Okuduğu halde, çevresine faydalı olmayan insanlar için kullanılan, güzel bir teşbihimiz var. Bu teşbih Kur’an’da geçen bir âyetin, halkımızın diline indirgenmiş hâlidir. Cuma sûresinin 5. âyetinde geçen “Kendilerine Tevrat öğretildiği hâlde, onun gereğini yapmayanların durumu, sırtına kitap yüklenmiş merkebin durumu gibidir…” âyeti, sadece Tevrat öğretilmiş Yahudiler için değil, bilgisi ile amel etmeyen herkes için geçerlidir. Kur’an okumayı bildiği, Kur’an okuduğu ve Allah’ın emir ve yasaklarını bildiği halde amel etmeyen Müslümanlar için de bilgi sahibi olduğu hâlde, yanlış yolda yürümeye devam eden herkes için de aynı mesajı verir. Yanlış yolda olduğunu bildiği hâlde o yolda yürüyen kişi, eşek inadının bedelini öder.
Ahlâksız Bilgi!
Bilgi ahlâkı nedir? Bu sorunun cevabını verirken en sevdiğim iki örneği kullanıyorum: Birincisi, rahmetli Prof. Dr. Necmeddin Erbakan Hoca’ya ait meşhur örnektir.

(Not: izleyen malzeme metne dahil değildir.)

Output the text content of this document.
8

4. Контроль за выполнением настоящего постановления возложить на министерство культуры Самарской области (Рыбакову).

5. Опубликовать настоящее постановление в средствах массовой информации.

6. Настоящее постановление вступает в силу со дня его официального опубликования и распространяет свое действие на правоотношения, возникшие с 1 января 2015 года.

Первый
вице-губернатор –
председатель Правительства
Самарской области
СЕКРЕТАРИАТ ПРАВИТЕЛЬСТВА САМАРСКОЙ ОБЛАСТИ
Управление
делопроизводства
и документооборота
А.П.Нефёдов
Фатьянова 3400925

Rahmetli şöyle anlatırdı: “Bir çocuğa sadece Matematik öğretmek yetmez. Sadece matematik bilen çocuklar beş dörtten büyüktür gerçeğini öğrenir. Ancak bir çocuğa beşin dörtten büyük olduğunu öğretirken, helâl olan dördün, haram olan beşten çok daha büyük olduğunu öğretmezseniz, eğitimi eksik kalır.”
Kullandığım diğer örnek kimya ile ilgili. Bir çocuğa hayatın ve bilgi sahibi olmanın amacının, insanlığa faydalı şeyler üretmek olduğunu öğretemezsek, kimya bilgisi ile deha olan bir genç, atom bombası üreterek insanlığın felaketini hazırlar. Ancak aynı kimya bilgisine sahip olan gence Bilgi Ahlâkını da öğretirseniz, o kimya bilgisiyle kanser hastalığına ilaç bulur, çare üretir.
Bilgi ahlâkından kastettiğim şey tam olarak budur. Bilgi sahibi olmak yetmez. Bilgi ile faydalı işler yapmıyorsanız, bilgi sizi daha iyi insan olmaya yöneltmiyorsa, o bilginin ne anlamı var?
Bilgisayar ve Bilgi
Okumakta tek amaç bilgiyi arttırmak olsaydı, en büyük âlimler bilgisayarlar olurdu. Dünyanın tüm bilgisini yükleyebildiğimiz bilgisayarlar, insanlığa faydalı veya zararlı şeyler üretemezler. Bilgisayarı faydalı veya zararlı hale getirecek olan yine insandır. Ahlâklı, insanlık için faydalı şeyler yapmayı dert edinen insan, bilgisayar vasıtasıyla insanlara faydalı olmaya çalışır. Ahlâksız ve bencil insan, yine bilgisayar aracılığıyla insana ve insanlığa zarar verir.
İnsanın öğrenmesi ile bilgisayara bilgi yüklenmesi arasındaki en temel fark, insanın ruhu ve kalbidir. Bilgisayarların kalbi ve ruhu yoktur. Merhametsiz insana ‘kalpsiz’ deriz. Kalbi olmadığı için değil, merhameti olmadığı için, kötülük yaptığı için, zarar verdiği için.
Pakistan’ın Mehmet Akif ERSOY’u olarak bilinen ünlü şair Muhammed İKBAL, bilgi ve ahlâk ilişkisini şu sözleriyle özetliyor: “İslam dünyası aklını kaybetti, batı dünyası da vicdanını kaybetti.”
Vicdandan, aşktan, kalpten yani ahlâkî yaratıcılıktan mahrum akıl (bilimsel düşünce), yoldan çıkmış şeytanî bir akıldır. Akılsız kalp ise verimsiz olmakla kalmayıp kendi kendini kandırmaktır.